Crazy people everywhere you look
This morning I checked out a new office supply store in a shopping center near our house. I use the phrase "office supply store" loosely here, because this is more the kind of place that sells some office supplies, sure, like notebooks and pens and staplers. But also millions of Hallmark cards and stuffed animals and totally weird stuff, like, you know, a plant or two. Just so much inventory that I'm pretty sure the place doesn't have a chance in Hell of surviving more than a few months, but still, good luck to them. The store did have good prices and so I stocked up on several reporter-style notebooks. I figure now that I'm out interviewing people and all, trying to make a go of this lifestyle, I should have places to write down what they say and not keep using really old notebooks that are falling apart, and contain to-do lists from, like 2002, such as "To do today: 1) get a job 2) make more glycerin soap for Christmas presents 3) have coffee 4) plan party Friday 5) buy tequila."
People should not be forced to view my private life like that, I thought, and using those notebooks provides just that opportunity to arise. Plus, people might see that stuff and think, I don't know, that I'm lazy. And an alcoholic.
And I've found, too, that interviewing people and using the back of the MapQuest directions I printed out the other day to take notes might make people think that I don't think what they have to say is all that important.
So I gathered up several notebooks and grabbed a package of pens while I was at it, because I heard the store owner telling a customer, "Did you see our pens? Our wall of pens? We have the most pens at the best price IN THE ENTIRE COUNTRY. That's our claim to fame."
I'm pretty sure that's not true because this store is about 60 million times smaller than Office Depot and Staples and places like that, and have you seen how many pens those guys have? But anyway, I bought some because I thought it would make him feel good. It didn't really matter though - making him feel good - because, as I found when I walked up to pay - the man was pretty much nuts, anyway. He asked me how I was doing, like a normal person, and I said, "Fine," and I asked him how he was doing, and he said "not so good" because he was having trouble with his computer, and that was ok, but quite honestly I just thought he and I were going to perform the "Fine"/"Fine" method of greeting each other and I hate it when someone asks you how you're doing just so you'll ask them how they're doing so they can then regale with you stories about how they're doing. It's kind of like when you come back to work after a weekend and your coworker asks what you did this weekend and you tell them and then they're just about to explode because you know perfectly well they really REALLY want to tell you what THEY did. And usually it's something not that great. Like that they painted their living room baby blue or something like that.
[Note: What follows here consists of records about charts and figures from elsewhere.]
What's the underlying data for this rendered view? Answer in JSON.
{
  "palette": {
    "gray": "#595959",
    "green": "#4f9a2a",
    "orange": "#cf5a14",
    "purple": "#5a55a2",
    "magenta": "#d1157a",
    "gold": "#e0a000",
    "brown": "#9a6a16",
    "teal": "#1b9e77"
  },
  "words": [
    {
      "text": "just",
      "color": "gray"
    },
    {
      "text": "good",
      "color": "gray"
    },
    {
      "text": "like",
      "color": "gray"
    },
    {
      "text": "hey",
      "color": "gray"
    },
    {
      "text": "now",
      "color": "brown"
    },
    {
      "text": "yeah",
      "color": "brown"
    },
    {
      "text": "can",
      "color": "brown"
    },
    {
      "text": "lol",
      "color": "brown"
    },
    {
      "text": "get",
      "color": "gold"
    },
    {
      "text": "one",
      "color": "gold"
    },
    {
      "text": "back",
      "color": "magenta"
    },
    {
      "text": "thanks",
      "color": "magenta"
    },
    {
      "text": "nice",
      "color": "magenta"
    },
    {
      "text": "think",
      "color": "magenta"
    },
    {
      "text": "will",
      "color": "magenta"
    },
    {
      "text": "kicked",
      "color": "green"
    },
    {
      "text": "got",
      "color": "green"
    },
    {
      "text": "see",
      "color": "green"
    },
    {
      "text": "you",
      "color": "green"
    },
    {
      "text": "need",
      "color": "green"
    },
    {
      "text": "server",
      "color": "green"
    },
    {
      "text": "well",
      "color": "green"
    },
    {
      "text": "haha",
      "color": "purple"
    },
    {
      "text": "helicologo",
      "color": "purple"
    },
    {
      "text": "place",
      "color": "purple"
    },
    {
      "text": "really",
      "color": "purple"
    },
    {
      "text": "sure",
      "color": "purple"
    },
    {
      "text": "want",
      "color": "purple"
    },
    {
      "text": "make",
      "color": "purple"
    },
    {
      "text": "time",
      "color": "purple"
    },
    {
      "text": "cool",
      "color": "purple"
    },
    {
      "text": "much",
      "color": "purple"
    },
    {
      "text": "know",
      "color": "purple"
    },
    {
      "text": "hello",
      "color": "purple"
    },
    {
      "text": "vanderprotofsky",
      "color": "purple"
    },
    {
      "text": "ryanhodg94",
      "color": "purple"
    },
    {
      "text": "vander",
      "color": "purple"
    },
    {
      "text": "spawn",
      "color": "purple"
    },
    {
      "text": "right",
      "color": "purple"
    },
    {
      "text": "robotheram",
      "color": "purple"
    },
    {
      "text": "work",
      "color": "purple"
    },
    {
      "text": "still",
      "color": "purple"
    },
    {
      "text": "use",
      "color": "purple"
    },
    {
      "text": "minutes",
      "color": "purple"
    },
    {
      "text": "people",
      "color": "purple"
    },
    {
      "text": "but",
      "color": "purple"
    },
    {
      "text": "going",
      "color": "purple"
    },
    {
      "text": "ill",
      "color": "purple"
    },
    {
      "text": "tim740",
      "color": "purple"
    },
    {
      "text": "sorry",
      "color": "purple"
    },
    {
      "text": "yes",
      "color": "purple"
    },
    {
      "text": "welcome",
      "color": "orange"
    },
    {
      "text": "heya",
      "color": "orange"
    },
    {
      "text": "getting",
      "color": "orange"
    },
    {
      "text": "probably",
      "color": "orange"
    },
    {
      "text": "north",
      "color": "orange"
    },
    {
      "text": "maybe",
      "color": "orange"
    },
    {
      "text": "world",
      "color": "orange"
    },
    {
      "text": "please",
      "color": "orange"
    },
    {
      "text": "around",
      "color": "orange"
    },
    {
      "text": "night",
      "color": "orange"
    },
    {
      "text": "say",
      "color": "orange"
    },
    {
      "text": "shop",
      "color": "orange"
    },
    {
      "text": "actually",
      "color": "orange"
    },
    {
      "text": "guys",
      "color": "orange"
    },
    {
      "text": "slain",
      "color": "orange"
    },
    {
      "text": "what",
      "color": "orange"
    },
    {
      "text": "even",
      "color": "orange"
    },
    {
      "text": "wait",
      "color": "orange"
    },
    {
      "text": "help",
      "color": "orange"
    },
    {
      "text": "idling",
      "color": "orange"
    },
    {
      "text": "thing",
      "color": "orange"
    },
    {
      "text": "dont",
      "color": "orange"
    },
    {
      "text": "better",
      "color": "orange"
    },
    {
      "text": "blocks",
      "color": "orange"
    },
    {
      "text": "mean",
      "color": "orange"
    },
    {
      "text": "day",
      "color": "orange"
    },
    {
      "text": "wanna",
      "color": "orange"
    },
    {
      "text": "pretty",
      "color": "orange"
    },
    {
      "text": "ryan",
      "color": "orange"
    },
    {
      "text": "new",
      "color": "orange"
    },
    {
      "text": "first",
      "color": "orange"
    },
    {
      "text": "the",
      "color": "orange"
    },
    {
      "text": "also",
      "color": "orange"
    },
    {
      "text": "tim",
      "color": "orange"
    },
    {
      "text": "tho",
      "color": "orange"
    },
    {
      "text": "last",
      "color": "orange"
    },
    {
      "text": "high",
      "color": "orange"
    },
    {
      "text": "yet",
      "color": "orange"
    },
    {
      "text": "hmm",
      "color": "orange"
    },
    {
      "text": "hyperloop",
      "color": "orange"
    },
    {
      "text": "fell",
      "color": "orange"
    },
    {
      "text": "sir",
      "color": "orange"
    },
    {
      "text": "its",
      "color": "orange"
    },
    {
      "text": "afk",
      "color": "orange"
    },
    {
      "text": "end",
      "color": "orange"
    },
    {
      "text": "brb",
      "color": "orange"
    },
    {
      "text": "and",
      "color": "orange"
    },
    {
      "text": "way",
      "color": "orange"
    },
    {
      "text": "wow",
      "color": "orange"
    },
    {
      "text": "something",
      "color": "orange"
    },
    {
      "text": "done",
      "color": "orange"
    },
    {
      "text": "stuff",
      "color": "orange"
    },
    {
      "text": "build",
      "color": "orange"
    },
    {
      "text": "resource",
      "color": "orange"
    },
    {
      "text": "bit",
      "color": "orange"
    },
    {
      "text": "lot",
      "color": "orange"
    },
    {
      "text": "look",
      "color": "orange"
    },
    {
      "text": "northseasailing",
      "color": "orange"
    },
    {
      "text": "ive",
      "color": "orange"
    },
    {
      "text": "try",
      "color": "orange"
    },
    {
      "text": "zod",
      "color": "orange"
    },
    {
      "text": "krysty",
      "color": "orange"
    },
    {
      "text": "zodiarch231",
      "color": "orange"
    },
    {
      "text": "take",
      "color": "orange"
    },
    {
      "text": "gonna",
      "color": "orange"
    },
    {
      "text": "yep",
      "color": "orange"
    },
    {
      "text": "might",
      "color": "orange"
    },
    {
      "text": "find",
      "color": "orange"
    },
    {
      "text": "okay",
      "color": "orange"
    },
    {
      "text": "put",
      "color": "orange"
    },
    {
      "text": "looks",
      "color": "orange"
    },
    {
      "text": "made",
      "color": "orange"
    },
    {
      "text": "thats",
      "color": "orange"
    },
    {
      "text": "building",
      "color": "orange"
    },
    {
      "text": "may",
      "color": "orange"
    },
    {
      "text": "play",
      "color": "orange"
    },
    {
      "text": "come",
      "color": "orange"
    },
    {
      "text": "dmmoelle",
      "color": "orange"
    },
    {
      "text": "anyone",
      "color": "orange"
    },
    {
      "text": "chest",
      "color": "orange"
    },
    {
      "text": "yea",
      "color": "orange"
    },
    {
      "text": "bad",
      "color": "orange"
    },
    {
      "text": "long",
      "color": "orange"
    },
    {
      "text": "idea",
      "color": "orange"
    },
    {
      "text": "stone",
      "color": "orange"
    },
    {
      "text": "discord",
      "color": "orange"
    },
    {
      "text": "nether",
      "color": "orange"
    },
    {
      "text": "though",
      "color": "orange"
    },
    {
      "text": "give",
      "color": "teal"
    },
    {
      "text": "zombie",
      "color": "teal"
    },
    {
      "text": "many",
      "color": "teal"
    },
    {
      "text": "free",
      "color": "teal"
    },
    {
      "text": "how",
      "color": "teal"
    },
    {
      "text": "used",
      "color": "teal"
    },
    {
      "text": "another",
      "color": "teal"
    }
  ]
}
Anyway, since we were getting into it, I decided to add that I could, in fact, "use some more coffee," which in my opinion is a pretty normal thing to say early in the morning - you yawn a little, maybe start to stretch - and people usually nod, and laugh and say, "Me too!" and it's really heartwarming, but this guy, instead, screamed "Coffee is BAD!" And since I was starting to sense that I didn't want to get in any deeper than I had to, instead of the obvious, "Why?" answered back, "No it isn't, it's great." To which he replied, "It's bad," and I replied, "It's great." I was seriously getting ready to add a punchy little, "Take that, punk," when he looked at me, his natural morning energy radiating behind his blue eyes, and said, "I haven't had a drop of coffee in my life," and I realized I was arguing with a guy who owns an office supply store and thinks it has the biggest pen selection in the world and sells Hello Kitty pencil holders and wind-up toys, and what's more, he'd never even tried coffee because someone had obviously told him it was "evil" or something, and I decided to let it go and get out of the store before he invited me to stay for lunch and tell me what he'd done over the weekend.